May 2, 2018

KEVIN WADLOW/Free Press
Flying Fisherman associate Brittany Burchfield arranges some of the Islamorada company's outdoor apparel available at the Tavernier retail outlet. Flying Fisherman has expanded from a line of angling sunglasses to include clothing, travel fishing rods and the popular SunBandit protective headwear.   

KEVIN WADLOW/Free Press Flying Fisherman associate Brittany Burchfield arranges some of the Islamorada company's outdoor apparel available at the Tavernier retail outlet.

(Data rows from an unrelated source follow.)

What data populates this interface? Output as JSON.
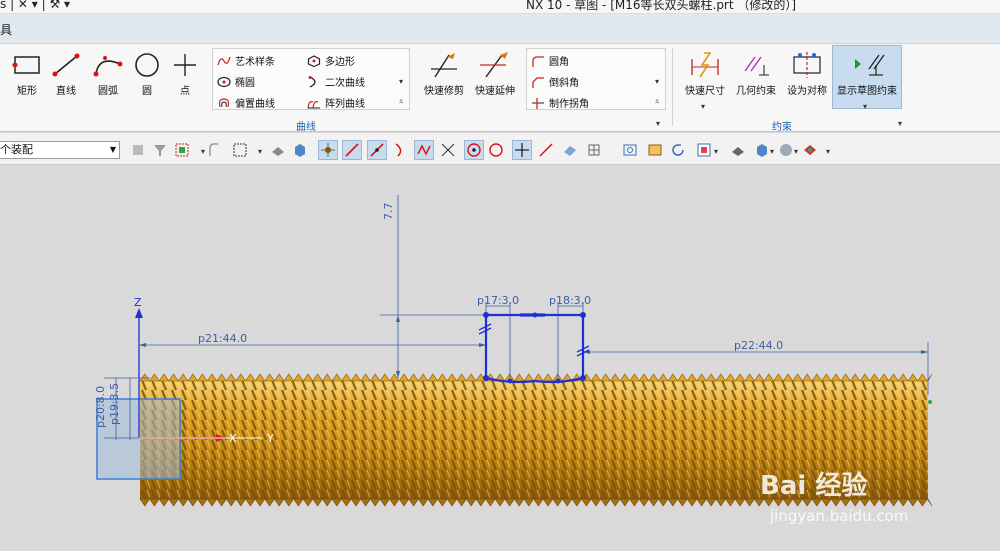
{
  "window": {
    "title": "NX 10 - 草图 - [M16等长双头螺柱.prt （修改的）]",
    "quick_access": "s | ✕ ▾ | ⚒ ▾"
  },
  "menu": {
    "tool_label": "具"
  },
  "ribbon": {
    "big_buttons": [
      {
        "label": "矩形",
        "icon": "rectangle-icon"
      },
      {
        "label": "直线",
        "icon": "line-icon"
      },
      {
        "label": "圆弧",
        "icon": "arc-icon"
      },
      {
        "label": "圆",
        "icon": "circle-icon"
      },
      {
        "label": "点",
        "icon": "point-icon"
      }
    ],
    "curve_panel": {
      "col1": [
        "艺术样条",
        "椭圆",
        "偏置曲线"
      ],
      "col2": [
        "多边形",
        "二次曲线",
        "阵列曲线"
      ]
    },
    "mid_buttons": [
      {
        "label": "快速修剪",
        "icon": "quick-trim-icon"
      },
      {
        "label": "快速延伸",
        "icon": "quick-extend-icon"
      }
    ],
    "corner_panel": [
      "圆角",
      "倒斜角",
      "制作拐角"
    ],
    "constraint_buttons": [
      {
        "label": "快速尺寸",
        "icon": "rapid-dimension-icon"
      },
      {
        "label": "几何约束",
        "icon": "geometric-constraint-icon"
      },
      {
        "label": "设为对称",
        "icon": "make-symmetric-icon"
      },
      {
        "label": "显示草图约束",
        "icon": "show-constraints-icon"
      }
    ],
    "groups": {
      "curve": "曲线",
      "constraint": "约束"
    }
  },
  "toolbar": {
    "assembly_select": "个装配"
  },
  "sketch": {
    "dims": {
      "p21": "p21:44.0",
      "p22": "p22:44.0",
      "p17": "p17:3.0",
      "p18": "p18:3.0",
      "v77": "7.7",
      "left1": "p20:8.0",
      "left2": "p19:3.5"
    },
    "axes": {
      "z": "Z",
      "x": "X",
      "y": "Y"
    }
  },
  "watermark": {
    "line1": "Bai 经验",
    "line2": "jingyan.baidu.com"
  },
  "colors": {
    "thread_fill": "#e2a52a",
    "thread_dark": "#7a5206",
    "dimension_blue": "#3d5fa8",
    "sketch_blue": "#1f2fd6",
    "ribbon_blue_text": "#1a5fa8"
  }
}
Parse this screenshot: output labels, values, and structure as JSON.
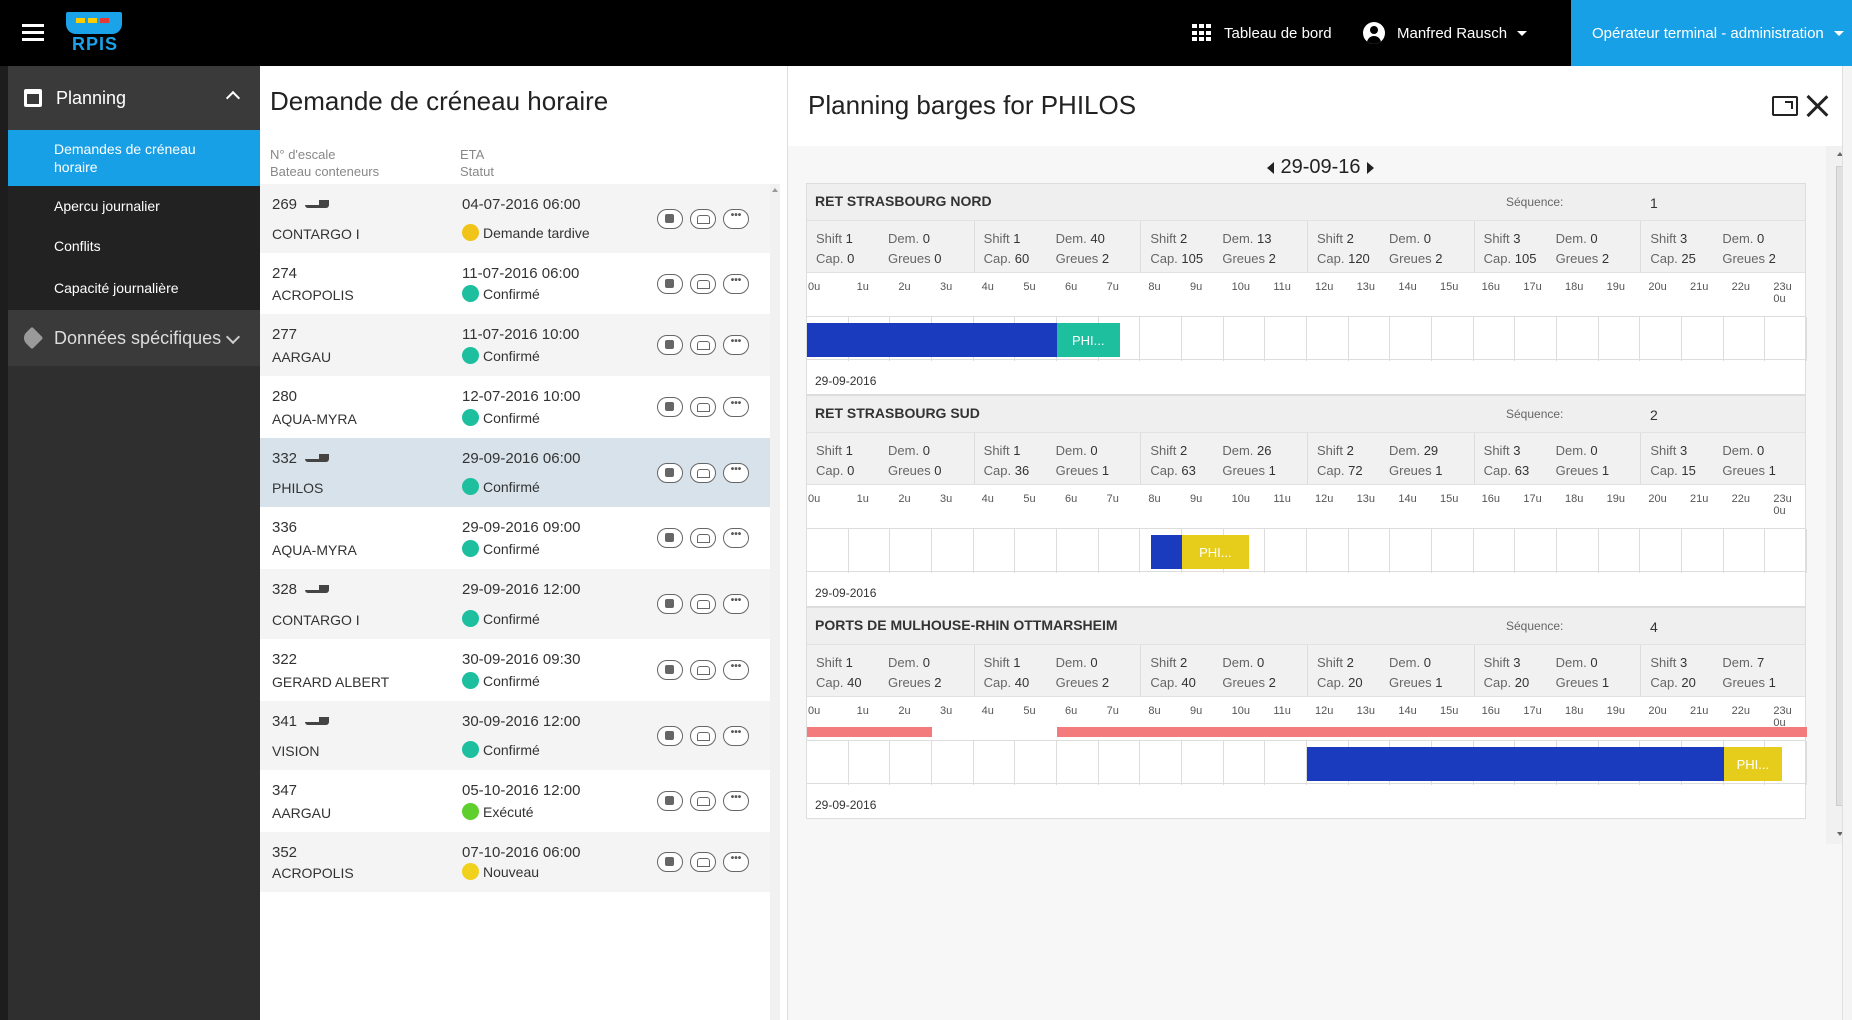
{
  "app": {
    "logo_text": "RPIS"
  },
  "topbar": {
    "dashboard_label": "Tableau de bord",
    "user_name": "Manfred Rausch",
    "role_label": "Opérateur terminal - administration"
  },
  "sidebar": {
    "planning_label": "Planning",
    "items": [
      {
        "label": "Demandes de créneau horaire",
        "active": true
      },
      {
        "label": "Apercu journalier"
      },
      {
        "label": "Conflits"
      },
      {
        "label": "Capacité journalière"
      }
    ],
    "specific_label": "Données spécifiques"
  },
  "list": {
    "title": "Demande de créneau horaire",
    "col1_line1": "N° d'escale",
    "col1_line2": "Bateau conteneurs",
    "col2_line1": "ETA",
    "col2_line2": "Statut",
    "rows": [
      {
        "num": "269",
        "boat": true,
        "name": "CONTARGO I",
        "eta": "04-07-2016 06:00",
        "status": "Demande tardive",
        "color": "#f0c419"
      },
      {
        "num": "274",
        "boat": false,
        "name": "ACROPOLIS",
        "eta": "11-07-2016 06:00",
        "status": "Confirmé",
        "color": "#1dbf9f"
      },
      {
        "num": "277",
        "boat": false,
        "name": "AARGAU",
        "eta": "11-07-2016 10:00",
        "status": "Confirmé",
        "color": "#1dbf9f"
      },
      {
        "num": "280",
        "boat": false,
        "name": "AQUA-MYRA",
        "eta": "12-07-2016 10:00",
        "status": "Confirmé",
        "color": "#1dbf9f"
      },
      {
        "num": "332",
        "boat": true,
        "name": "PHILOS",
        "eta": "29-09-2016 06:00",
        "status": "Confirmé",
        "color": "#1dbf9f",
        "selected": true
      },
      {
        "num": "336",
        "boat": false,
        "name": "AQUA-MYRA",
        "eta": "29-09-2016 09:00",
        "status": "Confirmé",
        "color": "#1dbf9f"
      },
      {
        "num": "328",
        "boat": true,
        "name": "CONTARGO I",
        "eta": "29-09-2016 12:00",
        "status": "Confirmé",
        "color": "#1dbf9f"
      },
      {
        "num": "322",
        "boat": false,
        "name": "GERARD ALBERT",
        "eta": "30-09-2016 09:30",
        "status": "Confirmé",
        "color": "#1dbf9f"
      },
      {
        "num": "341",
        "boat": true,
        "name": "VISION",
        "eta": "30-09-2016 12:00",
        "status": "Confirmé",
        "color": "#1dbf9f"
      },
      {
        "num": "347",
        "boat": false,
        "name": "AARGAU",
        "eta": "05-10-2016 12:00",
        "status": "Exécuté",
        "color": "#5fcf2e"
      },
      {
        "num": "352",
        "boat": false,
        "name": "ACROPOLIS",
        "eta": "07-10-2016 06:00",
        "status": "Nouveau",
        "color": "#f0d21e"
      }
    ]
  },
  "detail": {
    "title": "Planning barges for PHILOS",
    "date": "29-09-16",
    "hours": [
      "0u",
      "1u",
      "2u",
      "3u",
      "4u",
      "5u",
      "6u",
      "7u",
      "8u",
      "9u",
      "10u",
      "11u",
      "12u",
      "13u",
      "14u",
      "15u",
      "16u",
      "17u",
      "18u",
      "19u",
      "20u",
      "21u",
      "22u",
      "23u 0u"
    ],
    "labels": {
      "shift": "Shift",
      "dem": "Dem.",
      "cap": "Cap.",
      "greues": "Greues",
      "sequence": "Séquence:"
    },
    "terminals": [
      {
        "name": "RET STRASBOURG NORD",
        "sequence": "1",
        "date": "29-09-2016",
        "shifts": [
          {
            "shift": "1",
            "dem": "0",
            "cap": "0",
            "greues": "0"
          },
          {
            "shift": "1",
            "dem": "40",
            "cap": "60",
            "greues": "2"
          },
          {
            "shift": "2",
            "dem": "13",
            "cap": "105",
            "greues": "2"
          },
          {
            "shift": "2",
            "dem": "0",
            "cap": "120",
            "greues": "2"
          },
          {
            "shift": "3",
            "dem": "0",
            "cap": "105",
            "greues": "2"
          },
          {
            "shift": "3",
            "dem": "0",
            "cap": "25",
            "greues": "2"
          }
        ],
        "bars": [
          {
            "start": 0,
            "end": 6,
            "color": "#1b3bbf",
            "label": ""
          },
          {
            "start": 6,
            "end": 7.5,
            "color": "#1dbf9f",
            "label": "PHI..."
          }
        ],
        "closures": []
      },
      {
        "name": "RET STRASBOURG SUD",
        "sequence": "2",
        "date": "29-09-2016",
        "shifts": [
          {
            "shift": "1",
            "dem": "0",
            "cap": "0",
            "greues": "0"
          },
          {
            "shift": "1",
            "dem": "0",
            "cap": "36",
            "greues": "1"
          },
          {
            "shift": "2",
            "dem": "26",
            "cap": "63",
            "greues": "1"
          },
          {
            "shift": "2",
            "dem": "29",
            "cap": "72",
            "greues": "1"
          },
          {
            "shift": "3",
            "dem": "0",
            "cap": "63",
            "greues": "1"
          },
          {
            "shift": "3",
            "dem": "0",
            "cap": "15",
            "greues": "1"
          }
        ],
        "bars": [
          {
            "start": 8.25,
            "end": 9,
            "color": "#1b3bbf",
            "label": ""
          },
          {
            "start": 9,
            "end": 10.6,
            "color": "#e6cd1c",
            "label": "PHI..."
          }
        ],
        "closures": []
      },
      {
        "name": "PORTS DE MULHOUSE-RHIN OTTMARSHEIM",
        "sequence": "4",
        "date": "29-09-2016",
        "shifts": [
          {
            "shift": "1",
            "dem": "0",
            "cap": "40",
            "greues": "2"
          },
          {
            "shift": "1",
            "dem": "0",
            "cap": "40",
            "greues": "2"
          },
          {
            "shift": "2",
            "dem": "0",
            "cap": "40",
            "greues": "2"
          },
          {
            "shift": "2",
            "dem": "0",
            "cap": "20",
            "greues": "1"
          },
          {
            "shift": "3",
            "dem": "0",
            "cap": "20",
            "greues": "1"
          },
          {
            "shift": "3",
            "dem": "7",
            "cap": "20",
            "greues": "1"
          }
        ],
        "bars": [
          {
            "start": 12,
            "end": 22,
            "color": "#1b3bbf",
            "label": ""
          },
          {
            "start": 22,
            "end": 23.4,
            "color": "#e6cd1c",
            "label": "PHI..."
          }
        ],
        "closures": [
          {
            "start": 0,
            "end": 3
          },
          {
            "start": 6,
            "end": 24
          }
        ]
      }
    ]
  }
}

Flying Fisherman has expanded from a line of angling sunglasses to include clothing, travel fishing rods and the popular SunBandit protective headwear.   

TAVERNIER — The Flying Fisherman outdoor gear company could have taken wing to any place in the nation but remains firmly rooted in the Upper Keys.

“It’s the Florida Keys, where everybody knows the fishing is spectacular!” declared company president Pat Sheldon.

“Because of where we live,” he continued, “people realize that we know what we’re doing.”

The Flying Fisherman company has mushroomed from a single rack of affordable polarized sunglasses sold at a partyboat’s ticket booth in 1985 to a recognized fishing-accessories brand represented in 56 countries. 

“Our merchandising started at the ‘Miss Tradewinds’ booth in Islamorada. We needed to pay the rent,” Sheldon recounted. “Now we’ve been in business for 35 years, with a million customers worldwide.”

Flying Fisherman sunglasses with the patented AcuTint polarized lenses — tested and finally approved by demanding Keys fishing legends Clarence Lowe and Al Flutie — now can be found in Walmart, Amazon.com, Bass Pro Shops and World Wide Sportsman, among many outlets.

The company currently offers 50 styles of sunglasses, from the affordable Action Angler line starting under $20, to the Master Angler RhinoLens midrange line (starting under $70) and professional Master Angler Glass series (up to $150).

Still headquartered in Islamorada, the Flying Fisherman does some retail sales and the bulk of its shipping and handling from a 15,000-square-foot warren of interconnecting rooms at its 171 Hood Ave. location in Tavernier.

“From one room that rented for $150 a month, it just kept growing,” Sheldon said.

The Flying Fisherman brand originated with R.V. “Gadabout” Gaddis, a dedicated mainland angler who flew his private plane far and wide to film some of television’s earliest outdoor programs. 

Sheldon was a musician and sound engineer who always longed to spend more time on the water. 

“I came down to the Keys to spend a week in a Conch house and fish,” he said. “I wound up staying 47 years.” 

Sheldon acquired the Flying Fisherman name in 1980 to host fishing shows and catch reports on South Florida television stations. The name recognition helped spur interest in the first line of Flying Fisherman sunglasses.

“Our focus is totally fishing and our sport-fishing optics are designed by fishermen for fishermen, with a focus on function, style and value,” a company statement says. 

The business now also produces the Passport line of fishing poles crafted for travel, along with more than 20 styles of T-shirts and outdoor performance apparel. 

Keys marine artist Pasta Pantaleo this year has created four new designs that join the line of Flying Fisherman’s SunBandit protective headwear. 

“People love Pasta’s work,” Sheldon said.

Pat and Linda Sheldon still lead the company. Linda’s son Bobby Vaughn, a flats guide who doubles as company account manager, and wife Michelle Vaughn help run operations. 

“We have every intention of keeping this a family affair,” Sheldon said.